The answer will be posted Monday, August 4, 2019, sometime during the day after I get caught up with the news that came out over the weekend.

Originally posted here, so some answers/replies will be at that post. 

On another note, 99.9999999%+ Americans can be thankful they had an uneventful weekend. Huge condolences to the families in Dayton, OH, and El Paso, TX.

Answer: conventional wells. And it's not even a close call. [Later, see this post also.]

Best Answer From A Reader

Your question regarding produced water is significant for several reasons. Conventional, vertical production may have 90 to 99 barrels of water for every single barrel of oil produced as a routine matter for older wells.

This is the single biggest expense in low producers and is the main determinant of when to permanently plug a well.

Unconventional in the Bakken is frequently in the 1 bbl water /1 bbl oil range which is pretty remarkable and a huge influence on the long term positive economic potential.

Water handling (for frac'ing in LTO, disposal in conventional and unconventional) is a big component in oil development operations.

Source From The Literature

This is what caught my attention and why I asked the question.

This is a screenshot of the abstract from an article published in 2017 with regard to the Permian.

The third sentence in that abstract: our results show that although conventional wells produce about 13 times more water than oil ... [a]lthough unconventional wells have a much lower PWOR of 3 versus 13 from conventional wells ...

This is the link to that article: At the link you can download the pdf.

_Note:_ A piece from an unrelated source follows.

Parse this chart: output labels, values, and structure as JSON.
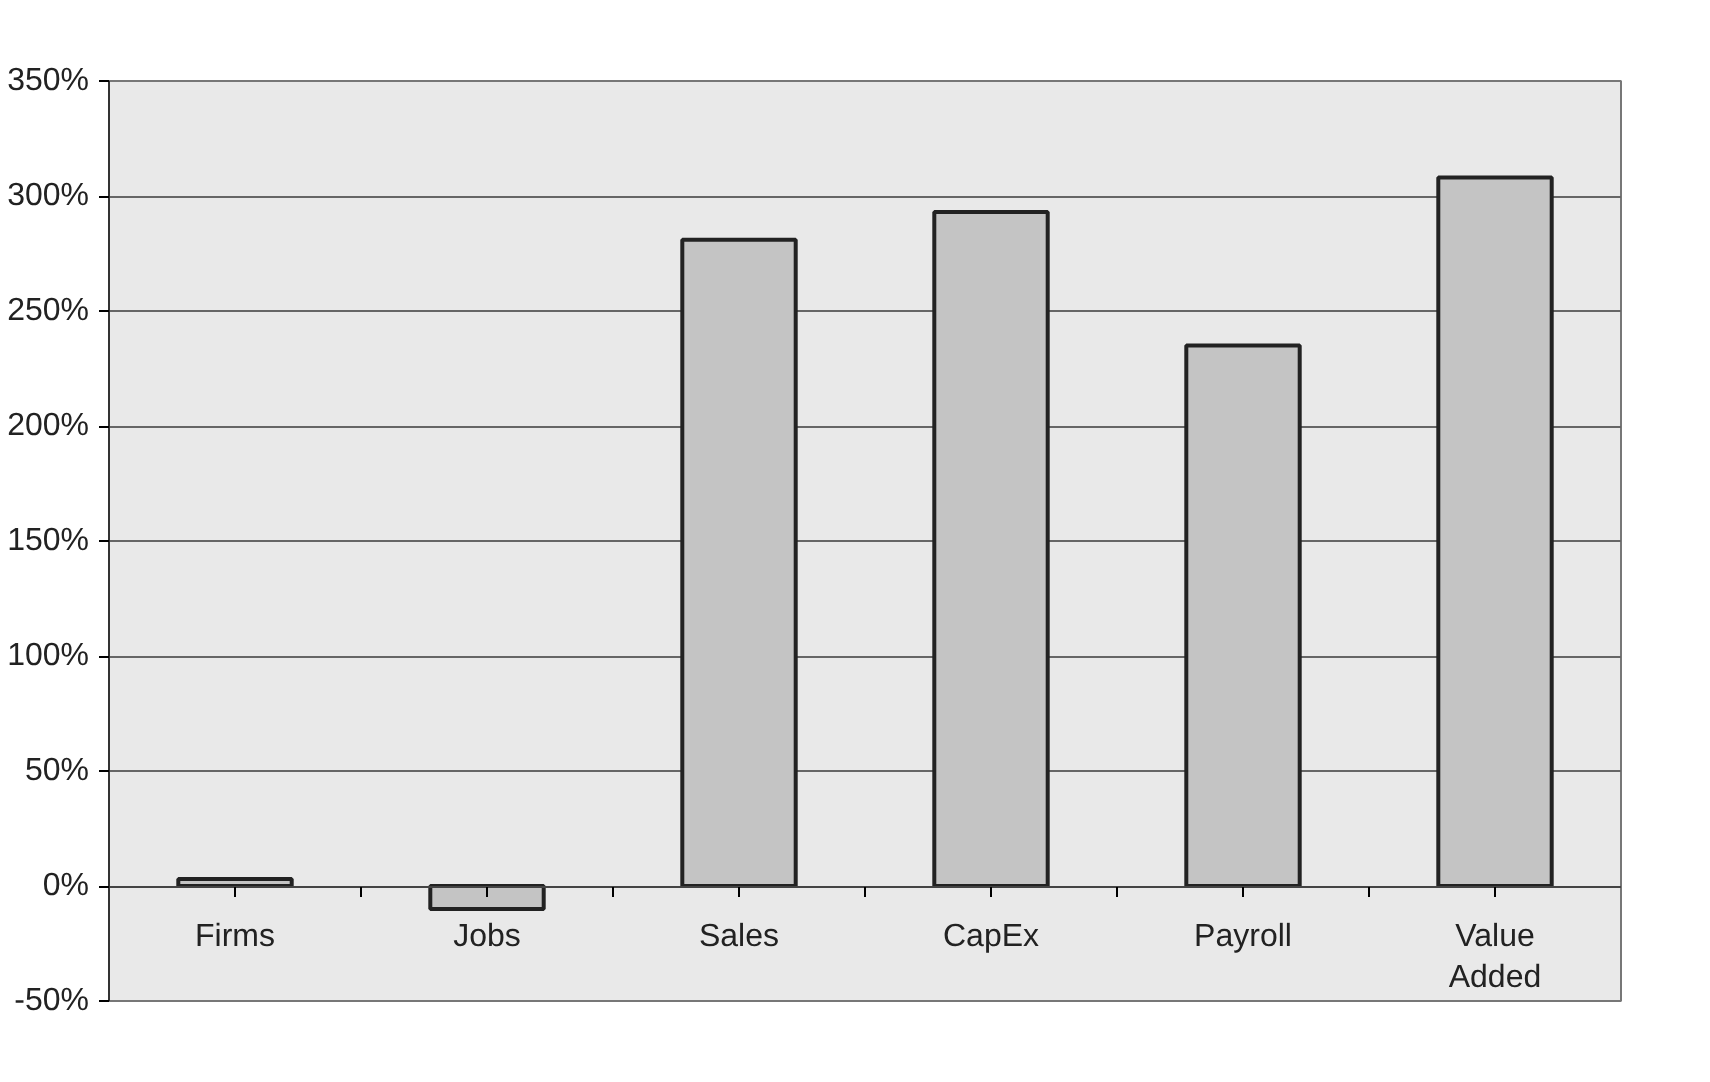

Produced Water Vs Flowback

A reader asked the question: what is the difference, if there is a difference, between produced water and flowback. The reader who best answered the original question, also provided this answer regarding produced water and flowback:
On whether flowback is same as produced water?
It is not, but I can not offer any legally/technically precise definition with which to precisely distinguish one from the other.
In the early Bakken years (probably Eagle Ford and Niobrara also), huge amounts of the frac fluid would be somewhat rapidly - within a few days' time - removed from the newly frac'd well. This was partially motivated in not wanting the formation to absorb the water, swell and inhibit production.
In the last 2 to 3 years, it is obvious that operators are maintaining VERY high quantities of frac water underground for SEVERAL months and the now-surfacing water is labelled as flowback. (The earlier years' rapid flowback was - to my knowledge - never officially recorded). This is why when the recent wells' production profiles show 200,000/250,000 barrels produced water first 5 months, purposeful underground retention is indicated.

For me, I apologize to readers. To some extent this was a "trick question." Everyone writing about fracking, including me, writes about the huge amount of water being used to frack the wells. So I was quite surprised to see how much water is actually used in conventional wells.

For me this was incredibly important: with the recent discussion of porosity and permeability, there were sidebar issues regarding water. If oil producers seem hassled by natural gas / flaring, I would imagine that issue pales in comparison to the problem they have with water.

Along with everything else about water in that linked PWOR study, there was a footnote in one of the replies to the porosity / permeability issue with regard to how Saudi Arabia almost "lost"one of their best fields due to water channeling.

So, I apologize for the trick question, but, wow, I sure learned a lot.